FICC accounted for 26.2 percent of total revenue in the quarter – a far cry from the 40 percent the business regularly contributed before the financial crisis.
“The market was braced for a weak quarter, but we think the breadth of weakness on the top line will be a disappointment as people try to grapple with the timing of the recovery,” Evercore ISI analyst Glenn Schorr wrote in a client note.
Goldman’s traditional rival, Morgan Stanley, reported a 54 percent drop in adjusted revenue from fixed income and commodities trading and a similar drop in net profit. Its equities trading revenue fell 9.3 percent.
Goldman reported a 56.3 percent fall in net income applicable to common shareholders to $1.2 billion, or $2.68 per share, for the three months ended March 31. That compared with $2.75 billion, or $5.94 per share, a year earlier, when the bank recorded its best quarterly profit in five years.
Analysts on average had expected earnings of $2.45 per share, according to Thomson Reuters I/B/E/S.
Net revenue fell to $6.34 billion from $10.62 billion.
COMPENSATION COSTS DROP
Goldman’s investment banking revenue, which includes income from advising on deals and underwriting bond and share offerings, fell 23.2 percent to $1.46 billion in the quarter.
Goldman, like its rivals, has been cutting costs to make up for weak revenue.
Compensation costs fell 40.3 percent to $2.66 billion in the latest quarter. Operating costs fell 28.7 percent to $4.76 billion as employee compensation costs dropped about 40 percent.

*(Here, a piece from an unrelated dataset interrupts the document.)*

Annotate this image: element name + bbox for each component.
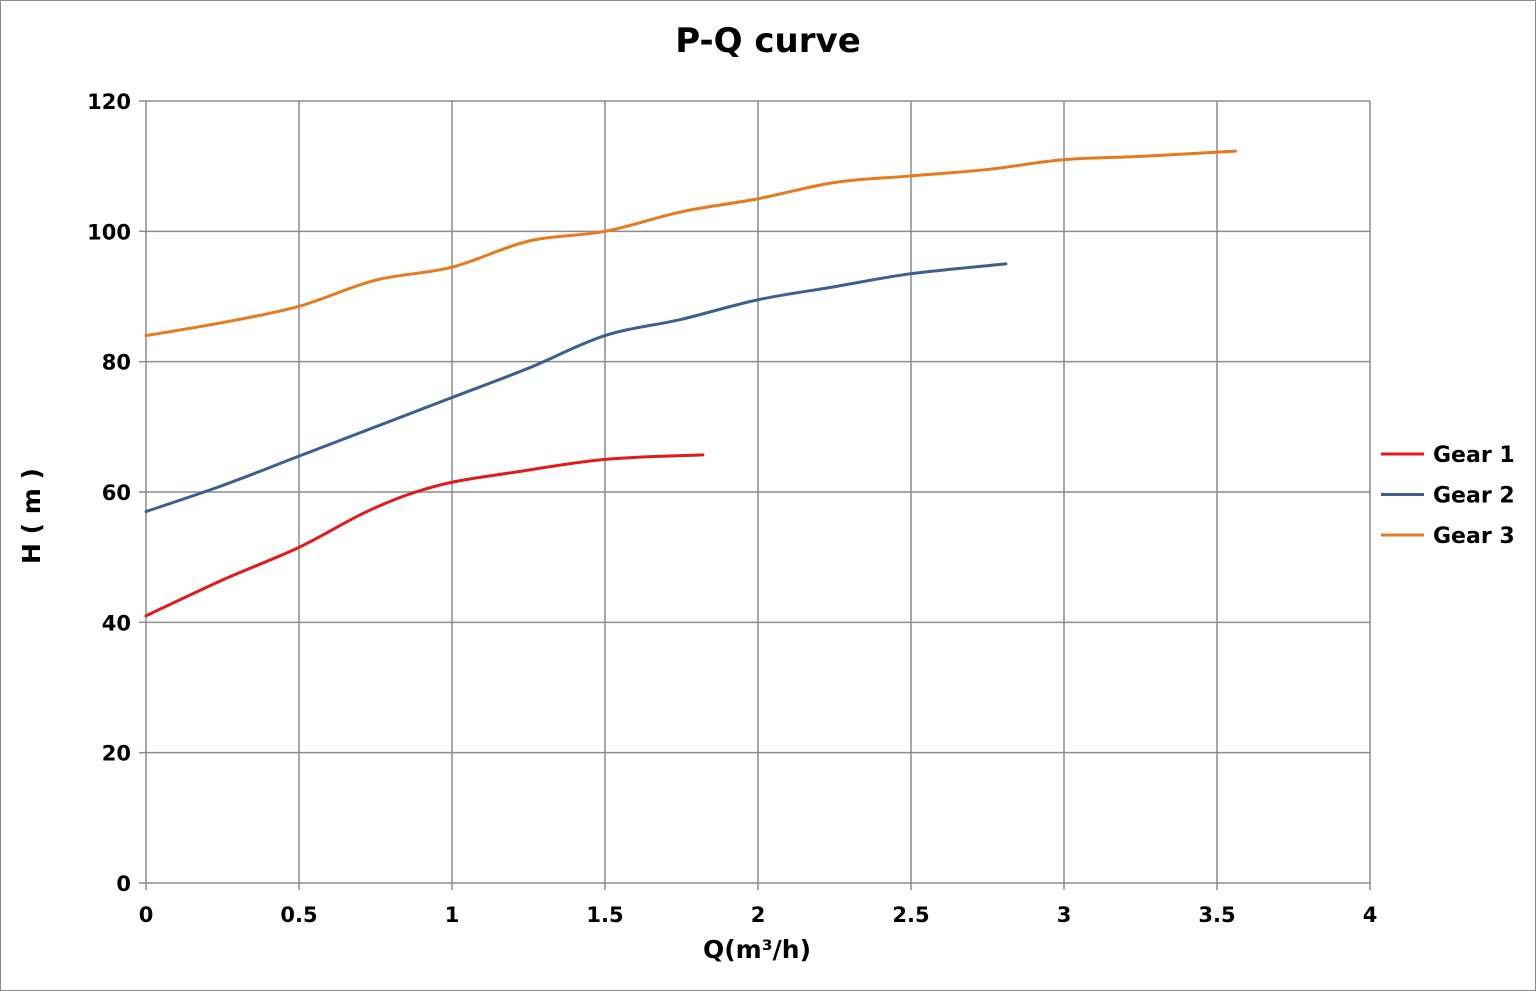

Non-compensation costs fell 5.6 percent to $2.1 billion, the lowest in seven years, as a result of lower provisions for litigation and other regulatory matters.
Goldman Sachs, JPMorgan Chase & Co, Bank of America Corp and Morgan Stanley together have cut nearly $4 billion in compensation costs since the first quarter of 2015, according to Reuters calculations.
Up to Monday’s close of $159.02, Goldman’s shares had fallen about 12 percent since the start of the year.